Indeed, in many editions of D&D, alignment has been made part of the key rules of the game. This could restrict which class you could belong to – at one time all Druids had to be True Neutral, for example. This could affect the spells you might cast or the effects certain spells would have on you. In the case of Paladins, straying from Loyal Good alignment could cause you to lose access to your class abilities, turning you into a mere dude in inappropriate shining armor. This is why so many of them ended up in long philosophical disputes with their dungeon masters.
In a video game, there’s not even a DM to chat with – and developers have often struggled to implement alignment satisfactorily. The nature of the system means that games have to try to cover an absurd range of possible character viewpoints in their dialogue choices, and more often than not the result has been awkward and contrived moral choices.
Thanks for saving my cat from the tree, adventurer! Here is your reward of 100 gold coins.
- [Lawful Good] Don’t think about it, citizen, and please keep the gold.
- You’re welcome, thanks for the gold.
- [Chaotic Evil] I only shot your cat so I could murder it – and you!!!
If orcs are born evil, does that mean good people should strive to annihilate them completely?
It’s just not a flexible system for constructing nuanced and interesting choices – and a big reason for that is that it’s not a good reflection of how morality works, in the real world or in fiction. People just don’t fit into such neat categories. Worse still, alignment has for a long time created some very uncomfortable implications in D&D world-building.
When you say that certain types of conscious beings are inherently good or evil from birth, whether you are aware of it or not, you are making a pretty strange statement about good and evil in your environment.
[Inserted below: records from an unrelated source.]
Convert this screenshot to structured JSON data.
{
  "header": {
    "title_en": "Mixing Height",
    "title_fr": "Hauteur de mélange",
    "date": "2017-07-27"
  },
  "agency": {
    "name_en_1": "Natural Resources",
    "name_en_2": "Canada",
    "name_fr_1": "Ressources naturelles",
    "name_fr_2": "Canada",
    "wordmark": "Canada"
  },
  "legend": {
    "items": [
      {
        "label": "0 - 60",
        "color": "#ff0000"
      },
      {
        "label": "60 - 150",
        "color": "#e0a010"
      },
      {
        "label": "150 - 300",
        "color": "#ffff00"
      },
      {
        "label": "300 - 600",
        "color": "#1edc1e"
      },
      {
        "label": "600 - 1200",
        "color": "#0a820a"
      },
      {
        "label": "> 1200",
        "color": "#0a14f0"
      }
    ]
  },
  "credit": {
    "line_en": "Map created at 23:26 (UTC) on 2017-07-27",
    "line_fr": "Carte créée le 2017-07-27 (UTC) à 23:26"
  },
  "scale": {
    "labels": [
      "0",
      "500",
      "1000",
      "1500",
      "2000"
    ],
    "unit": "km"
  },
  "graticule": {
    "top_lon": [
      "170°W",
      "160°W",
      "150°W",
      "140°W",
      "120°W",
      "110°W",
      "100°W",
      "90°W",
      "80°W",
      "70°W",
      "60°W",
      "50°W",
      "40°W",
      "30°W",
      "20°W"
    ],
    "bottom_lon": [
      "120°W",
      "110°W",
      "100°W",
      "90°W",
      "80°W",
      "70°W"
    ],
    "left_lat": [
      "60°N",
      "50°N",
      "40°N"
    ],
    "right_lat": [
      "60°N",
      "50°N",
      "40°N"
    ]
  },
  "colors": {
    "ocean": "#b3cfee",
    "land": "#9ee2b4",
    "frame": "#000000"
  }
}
Particularly in conjunction with D&D’s historical use of the word “race” instead of “species”, it has long drifted uncomfortably close to discriminatory real-world ideas that view certain groups in society as having inherently negative traits while others are born superior.
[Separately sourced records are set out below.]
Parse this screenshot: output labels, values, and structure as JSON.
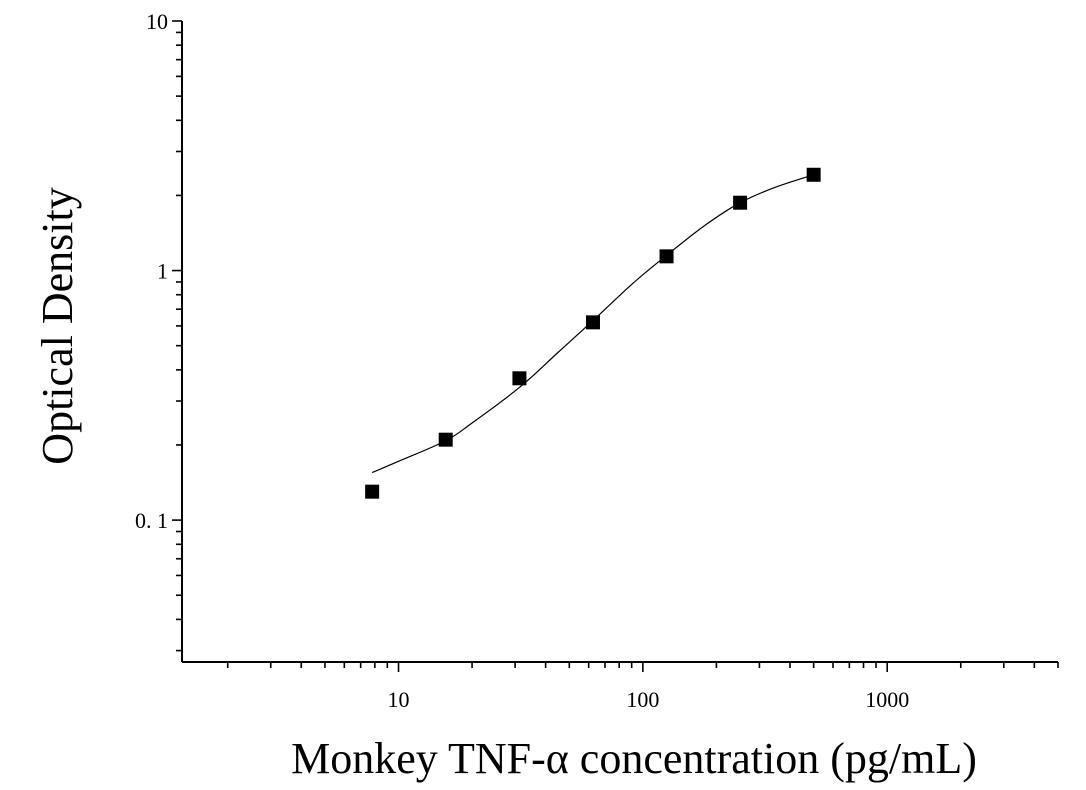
{
  "chart_data": {
    "type": "scatter",
    "xlabel": "Monkey TNF-α concentration (pg/mL)",
    "ylabel": "Optical Density",
    "x_scale": "log",
    "y_scale": "log",
    "xlim": [
      1.3,
      5000
    ],
    "ylim": [
      0.027,
      10
    ],
    "x_ticks": [
      {
        "value": 10,
        "label": "10"
      },
      {
        "value": 100,
        "label": "100"
      },
      {
        "value": 1000,
        "label": "1000"
      }
    ],
    "y_ticks": [
      {
        "value": 0.1,
        "label": "0. 1"
      },
      {
        "value": 1,
        "label": "1"
      },
      {
        "value": 10,
        "label": "10"
      }
    ],
    "grid": false,
    "legend": "none",
    "marker": "square",
    "marker_color": "#000000",
    "line_color": "#000000",
    "series": [
      {
        "x": [
          7.8,
          15.6,
          31.25,
          62.5,
          125,
          250,
          500
        ],
        "y": [
          0.13,
          0.21,
          0.37,
          0.62,
          1.14,
          1.87,
          2.42
        ]
      }
    ],
    "fit_curve": {
      "x": [
        7.8,
        10,
        15.6,
        20,
        31.25,
        45,
        62.5,
        90,
        125,
        180,
        250,
        350,
        500
      ],
      "y": [
        0.155,
        0.172,
        0.208,
        0.245,
        0.34,
        0.47,
        0.63,
        0.88,
        1.15,
        1.52,
        1.87,
        2.16,
        2.42
      ]
    }
  }
}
In the real world, good and evil are messy, subjective, and hotly contested. By making good and evil literal and objective forces that every character is affected by, you then have to make some pretty drastic decisions about what’s always good and what’s always bad. If orcs are born evil, does that mean good people should strive to annihilate them completely? Yes? Great, now our playful fantasy world is pro-genocide!
The game can only benefit from not being shackled by moral systems designed 50 years ago.
It’s issues like these that have led Wizards of the Coast to increasingly downplay the importance of alignment, starting with 4th and continuing into the most recent ruleset, 5th, which removed things like alignment restrictions on classes and innate alignments of races. As playtesting continues for the next 5e update, signs seem to indicate that alignment is finally being removed entirely in the future, or at least turned into a residual optional item with no impact on gameplay or setting.
So it makes sense that Baldur’s Gate 3, based directly on 5e, took that step early on, in conjunction with WOTC. Aiming for absurd levels of interactivity and narrative choice, the game can only benefit from not being shackled by a morality system designed 50 years ago. Larian is free to create his own more nuanced story and world, and players can create whatever characters they want without being pigeonholed into certain personality types by their mechanical choices. Thank goodness I’ll never need to know if it’s morally appropriate for my True Neutral character to stack 10 explosive barrels next to an NPC before attacking them.